A trade that flourished in the Malla period
In the Lichchhavi period the Malis were permitted to do the flower trade. Mohan Mali of the older generation says that in the Malla period they were even allotted places to trade.
“We were given facilities to sell flowers at almost all religious sites in Kathmandu — Kasthamandap, Akash Bhairav, Annapurna Temple, the eastern gate of Pashupatinath, Naxal Bhagwati,” he says.
At that time the flower trade in the Nepalmandal was organized through guthis. But now they are on the verge of displacement. “Like the Kumari, we too belong to the living heritage.
But we are treated like footpath vendors,” says Radha, who has sold flowers at Kasthamandap for 40 years. During the Malla period Malis were allowed to plant flowers across vacant lands, temples and ponds inside Kathmandu — Rani Pokhari, Kamal Pokhari, the Bhugolpark, Singha Durbar, Kshetrapati and other areas.
But later as land was lost, higher urbanization and the presence of army and police in Nagarjun and Raniban made it hard for Malis to maintain their traditional business.

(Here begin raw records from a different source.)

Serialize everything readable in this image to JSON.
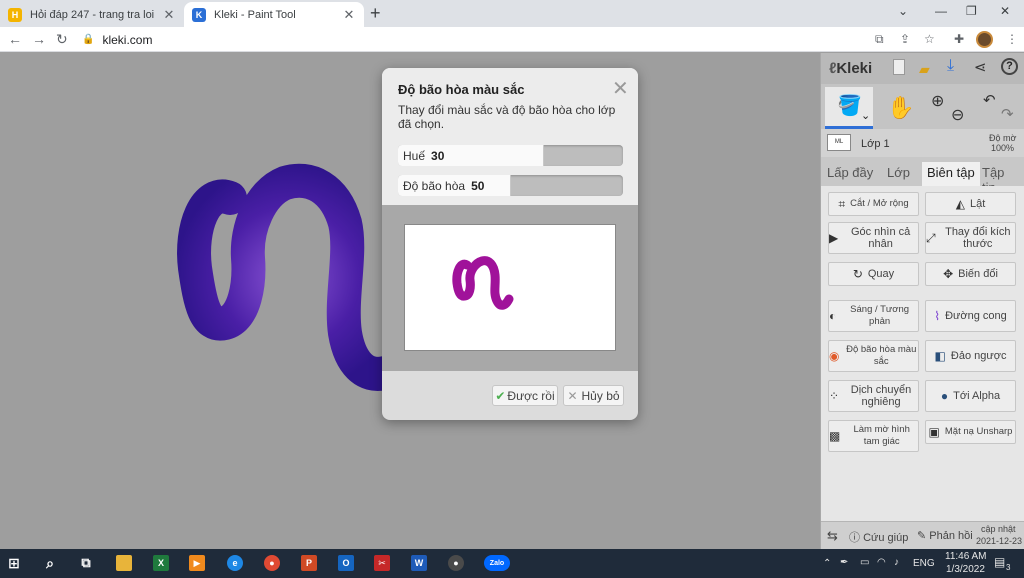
{
  "browser": {
    "tabs": [
      {
        "title": "Hỏi đáp 247 - trang tra loi",
        "active": false,
        "favicon_color": "#f4b400"
      },
      {
        "title": "Kleki - Paint Tool",
        "active": true,
        "favicon_color": "#2b6fd6"
      }
    ],
    "url": "kleki.com"
  },
  "app": {
    "logo": "Kleki",
    "layer_name": "Lớp 1",
    "opacity_label": "Độ mờ",
    "opacity_value": "100%",
    "tabs": [
      "Lấp đầy",
      "Lớp",
      "Biên tập",
      "Tập tin"
    ],
    "active_tab": "Biên tập",
    "edit_buttons": [
      {
        "label": "Cắt / Mở rộng",
        "icon": "crop-icon"
      },
      {
        "label": "Lật",
        "icon": "flip-icon"
      },
      {
        "label": "Góc nhìn cả nhân",
        "icon": "perspective-icon"
      },
      {
        "label": "Thay đổi kích thước",
        "icon": "resize-icon"
      },
      {
        "label": "Quay",
        "icon": "rotate-icon"
      },
      {
        "label": "Biến đổi",
        "icon": "transform-icon"
      },
      {
        "label": "Sáng / Tương phản",
        "icon": "brightness-icon"
      },
      {
        "label": "Đường cong",
        "icon": "curves-icon"
      },
      {
        "label": "Độ bão hòa màu sắc",
        "icon": "hue-saturation-icon"
      },
      {
        "label": "Đảo ngược",
        "icon": "invert-icon"
      },
      {
        "label": "Dịch chuyển nghiêng",
        "icon": "tilt-shift-icon"
      },
      {
        "label": "Tới Alpha",
        "icon": "to-alpha-icon"
      },
      {
        "label": "Làm mờ hình tam giác",
        "icon": "triangle-blur-icon"
      },
      {
        "label": "Mặt nạ Unsharp",
        "icon": "unsharp-mask-icon"
      }
    ],
    "footer": {
      "help": "Cứu giúp",
      "feedback": "Phản hồi",
      "update_label": "cập nhật",
      "update_date": "2021-12-23"
    }
  },
  "dialog": {
    "title": "Độ bão hòa màu sắc",
    "description": "Thay đổi màu sắc và độ bão hòa cho lớp đã chọn.",
    "sliders": [
      {
        "label": "Huế",
        "value": "30",
        "fraction": 0.65
      },
      {
        "label": "Độ bão hòa",
        "value": "50",
        "fraction": 0.5
      }
    ],
    "ok_label": "Được rồi",
    "cancel_label": "Hủy bỏ"
  },
  "taskbar": {
    "time": "11:46 AM",
    "date": "1/3/2022",
    "language": "ENG",
    "notifications": "3"
  },
  "colors": {
    "stroke_canvas": "#3a1a8c",
    "stroke_preview": "#a0129a",
    "accent": "#2f6fd6"
  }
}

Additionally, due to the metropolis’ dismissive attitude and encroachment by outside flower traders, the Malis have reached the brink of displacement.

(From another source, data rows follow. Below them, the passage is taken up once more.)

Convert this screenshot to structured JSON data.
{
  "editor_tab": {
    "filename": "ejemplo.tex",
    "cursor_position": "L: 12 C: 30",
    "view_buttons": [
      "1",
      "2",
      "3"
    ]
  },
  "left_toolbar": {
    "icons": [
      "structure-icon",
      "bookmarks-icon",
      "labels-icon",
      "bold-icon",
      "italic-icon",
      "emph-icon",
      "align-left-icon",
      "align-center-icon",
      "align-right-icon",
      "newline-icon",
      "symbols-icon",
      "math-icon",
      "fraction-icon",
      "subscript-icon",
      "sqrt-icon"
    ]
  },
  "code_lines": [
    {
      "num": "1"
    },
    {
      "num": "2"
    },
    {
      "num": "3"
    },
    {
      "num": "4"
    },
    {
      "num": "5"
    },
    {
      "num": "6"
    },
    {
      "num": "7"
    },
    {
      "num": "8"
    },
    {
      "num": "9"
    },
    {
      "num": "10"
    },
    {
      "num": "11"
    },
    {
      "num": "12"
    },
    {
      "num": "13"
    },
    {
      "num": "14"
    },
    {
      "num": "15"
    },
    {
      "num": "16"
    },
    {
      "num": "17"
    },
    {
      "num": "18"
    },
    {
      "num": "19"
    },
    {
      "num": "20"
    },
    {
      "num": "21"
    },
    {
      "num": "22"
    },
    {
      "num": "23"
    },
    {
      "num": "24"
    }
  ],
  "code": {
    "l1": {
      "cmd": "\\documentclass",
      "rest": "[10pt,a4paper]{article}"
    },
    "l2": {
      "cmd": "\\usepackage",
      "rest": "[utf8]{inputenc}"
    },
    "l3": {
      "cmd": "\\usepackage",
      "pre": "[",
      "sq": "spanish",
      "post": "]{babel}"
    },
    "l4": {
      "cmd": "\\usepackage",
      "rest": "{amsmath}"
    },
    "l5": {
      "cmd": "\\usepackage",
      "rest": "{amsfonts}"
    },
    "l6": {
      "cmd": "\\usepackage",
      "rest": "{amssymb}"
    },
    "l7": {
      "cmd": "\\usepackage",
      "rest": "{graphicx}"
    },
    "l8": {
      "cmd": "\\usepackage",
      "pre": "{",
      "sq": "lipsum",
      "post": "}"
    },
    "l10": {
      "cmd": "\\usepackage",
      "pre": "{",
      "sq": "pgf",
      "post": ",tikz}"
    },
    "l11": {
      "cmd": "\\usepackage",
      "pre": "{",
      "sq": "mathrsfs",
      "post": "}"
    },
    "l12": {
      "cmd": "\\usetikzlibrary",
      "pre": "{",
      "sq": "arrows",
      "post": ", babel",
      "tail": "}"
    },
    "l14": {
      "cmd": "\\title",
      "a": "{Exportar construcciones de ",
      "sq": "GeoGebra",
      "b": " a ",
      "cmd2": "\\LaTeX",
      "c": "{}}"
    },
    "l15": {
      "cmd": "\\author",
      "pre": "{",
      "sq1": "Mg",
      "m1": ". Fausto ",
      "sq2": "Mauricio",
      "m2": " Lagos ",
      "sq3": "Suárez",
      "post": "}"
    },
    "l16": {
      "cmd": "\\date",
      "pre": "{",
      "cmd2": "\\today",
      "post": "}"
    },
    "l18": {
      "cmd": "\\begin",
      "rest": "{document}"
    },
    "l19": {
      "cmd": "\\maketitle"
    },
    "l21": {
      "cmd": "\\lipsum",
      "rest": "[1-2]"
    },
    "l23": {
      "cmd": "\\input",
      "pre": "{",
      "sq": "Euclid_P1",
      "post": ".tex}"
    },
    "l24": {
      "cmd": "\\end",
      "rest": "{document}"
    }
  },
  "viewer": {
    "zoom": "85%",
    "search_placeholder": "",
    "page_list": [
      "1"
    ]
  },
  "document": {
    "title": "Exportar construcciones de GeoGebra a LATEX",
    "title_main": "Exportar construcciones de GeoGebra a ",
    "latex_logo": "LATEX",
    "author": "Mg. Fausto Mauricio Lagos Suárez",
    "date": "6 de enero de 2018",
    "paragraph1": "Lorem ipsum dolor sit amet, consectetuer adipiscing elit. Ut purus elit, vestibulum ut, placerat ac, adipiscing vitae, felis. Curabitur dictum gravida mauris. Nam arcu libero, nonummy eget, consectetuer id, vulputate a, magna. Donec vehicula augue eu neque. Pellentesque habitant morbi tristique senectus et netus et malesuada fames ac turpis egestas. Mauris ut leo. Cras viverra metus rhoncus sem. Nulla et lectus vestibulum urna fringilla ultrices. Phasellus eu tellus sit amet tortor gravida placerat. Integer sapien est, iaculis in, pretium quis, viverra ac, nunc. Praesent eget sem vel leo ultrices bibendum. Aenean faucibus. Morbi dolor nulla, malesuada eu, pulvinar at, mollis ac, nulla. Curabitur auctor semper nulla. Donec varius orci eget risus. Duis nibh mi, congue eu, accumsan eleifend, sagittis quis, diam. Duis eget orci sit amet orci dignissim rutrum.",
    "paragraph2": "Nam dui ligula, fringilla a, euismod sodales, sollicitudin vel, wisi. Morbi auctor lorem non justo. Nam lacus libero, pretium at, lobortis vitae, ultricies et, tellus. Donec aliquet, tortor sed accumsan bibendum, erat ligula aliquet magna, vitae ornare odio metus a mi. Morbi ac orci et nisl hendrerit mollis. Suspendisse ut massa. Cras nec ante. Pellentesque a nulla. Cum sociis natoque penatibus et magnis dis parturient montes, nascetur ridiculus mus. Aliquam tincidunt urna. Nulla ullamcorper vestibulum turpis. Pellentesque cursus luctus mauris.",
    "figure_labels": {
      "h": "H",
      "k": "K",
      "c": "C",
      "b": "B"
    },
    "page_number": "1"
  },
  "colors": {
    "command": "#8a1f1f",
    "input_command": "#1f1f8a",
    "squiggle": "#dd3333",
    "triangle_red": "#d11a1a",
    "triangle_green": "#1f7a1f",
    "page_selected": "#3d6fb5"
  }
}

“Our request to the metropolis is this: by strengthening the guthi the tradition can still be preserved. We have been associated with the same occupation for more than 1,200 years. This itself is a subject for research,” Suraj says.
Another grievance of the Malis is again that because of encroachment by outside flower traders, flowers tied to tantric and Vedic rites are vanishing.“Previously the Brahmakamal we used to sell has become rare.
Khebu swa, Cho ke swa, Rajbeli, Kui Mayti swa, Tis: swa and similar flowers have stopped being found.So many flowers have disappeared before our eyes. Who will preserve them?” Radha asks.
In Kathmandu various monasteries and temples perform worship according to tantric rites. Special kinds of flowers are required for this.
For example, offerings to Lord Ganesha in Kathmandu: Maru Ganesh at Kasthamandap gets Ashok flowers, Kamal Vinayak gets lotus flowers, Suryavinayak gets ghanti flowers, and Indravinayak gets Indrakamal.
But Suraj claims cultural encroachment has increased recently.“Actually energy science is tantra. But we have forgotten this,” he says.
Again: in the Kumari Jatra the Mali community’s flower offerings mark the start of the festival. Before placing the Kumari on the chariot camara flower (pankha swa), sachika swa and dhupi flower (sijpa swa) must be offered.
This ritual had been suspended for a long time; but through the Malis’ own initiative it has been revived in the last two years.
A profession tied to such deep history is now on the verge of displacement. Yet the various organizations and people entrusted with preserving Newar culture remain silent.
This causes, on the one hand, the extinction of the Malis’ ancestral profession, and on the other hand, the end of a tradition older than 1,200 years.